The ASA received more than 37,000 complaints and banned or forced changes to almost 3,500 adverts last year, feminists groups believe more can still be done to address the issues.
The advertisement watchdog has been forced into action after the controversial 'Are you Beach Body ready' campaign went live last year across the UK.
The ad featured a black and white, svelte-yet-curvy, fair-haired and fair-skinned woman in a bright yellow bikini. Her hair is long and lush, her lips full, and her waist is tiny. Next to her is the simple question — 'Are you Beach Body ready?'.
It was eventually banned and voted the worst advert of 2015 due to the number of concerned members of the public who not only voiced their opinions on bikini clad model, but some even vandalized the posters they saw on public transport.

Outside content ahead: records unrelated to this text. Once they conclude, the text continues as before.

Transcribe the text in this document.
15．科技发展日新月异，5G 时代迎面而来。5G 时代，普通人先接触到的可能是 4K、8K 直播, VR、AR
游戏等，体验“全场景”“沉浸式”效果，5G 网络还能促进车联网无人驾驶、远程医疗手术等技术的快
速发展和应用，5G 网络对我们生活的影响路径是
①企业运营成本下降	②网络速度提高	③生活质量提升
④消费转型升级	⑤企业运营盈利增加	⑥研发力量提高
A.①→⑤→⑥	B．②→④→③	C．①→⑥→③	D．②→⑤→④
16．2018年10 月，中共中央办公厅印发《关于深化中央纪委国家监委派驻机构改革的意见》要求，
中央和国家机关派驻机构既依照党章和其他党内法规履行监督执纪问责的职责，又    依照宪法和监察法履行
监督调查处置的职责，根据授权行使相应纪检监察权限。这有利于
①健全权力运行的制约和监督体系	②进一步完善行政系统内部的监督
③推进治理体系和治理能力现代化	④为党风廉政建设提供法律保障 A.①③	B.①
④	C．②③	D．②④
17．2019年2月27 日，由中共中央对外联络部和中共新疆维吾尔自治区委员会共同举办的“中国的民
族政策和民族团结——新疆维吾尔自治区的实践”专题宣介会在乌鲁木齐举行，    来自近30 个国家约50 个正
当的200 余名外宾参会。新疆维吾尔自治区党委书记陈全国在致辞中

Many concerned citizens also discussed their outrage on social media, calling the advert "offensive" and "unnecessary".
The ASA has recognized that adverts such as this as well as others do have the ability to cause gender stereotyping and as a result are investigating the issue.
A spokesperson for the ASA said: "The objectification and sexualization of women in ads, presenting an idealized or unrealistic body image, the mocking of women and men in non-stereotypical roles, the reinforcement of stereotyped views of gender roles, and gender-specific marketing to children are all issues that have gained considerable public interest. Anyone who wishes to submit evidence or comments on the issue is invited to email firstname.lastname@example.org."
The ASA is not the only concerned group, feminist organization Beauty vs Women is very involved in campaigning to raise awareness of the harms of adverts such as Protein World "Beach Body Ready" last year. The feminist organization responded directly to the company and submitted a compliant to ASA.
Samantha Pay is a Domestic Violence & Abuse Counselor and Founder of The Beauty vs Women Project, a project highlighting and campaigning against the discriminatory use of and sexist depictions of female beauty and violence against women. Pay is also the Co-Leader of The Women’s Equality Party VAWG policy group.
In an interview with Sputnik news she said: "The evidence is very clear that idealized media images have a negative effect on a significant majority of adolescent girls and women, and this starts from an early age. A recent WHO report stated that suicide is now the biggest killer of teenage girls worldwide and professionals are linking this to 'beauty and sexual pressure young girls are struggling to cope with'. Further to this the Home Office Review stated 'Adolescent girls exposed to adverts featuring idealized women have significantly higher state depression and low self-esteem."
Beauty vs Women have welcomed the ASA inquiry into the prevalence of negative gender stereotyping in ads and will be contributing to their work to find out more about these issues. However, they do believe that more can be done.
"We can begin to pay attention to the cultural landscape around us that presents us with sexism and media that is degrading to women and girls. We can encourage young people to feel heard about their experiences of sexism and get involved with local initiatives, especially within schools to raise awareness about sexist stereotyping and its links with harmful and abusive relationships," Pay said.
"We can ask local shops to rethink their adverts and presentations that denote sexist presentations of women and girls, such as gendered pink and blue aisles and items marked for 'girls' and for 'boys'."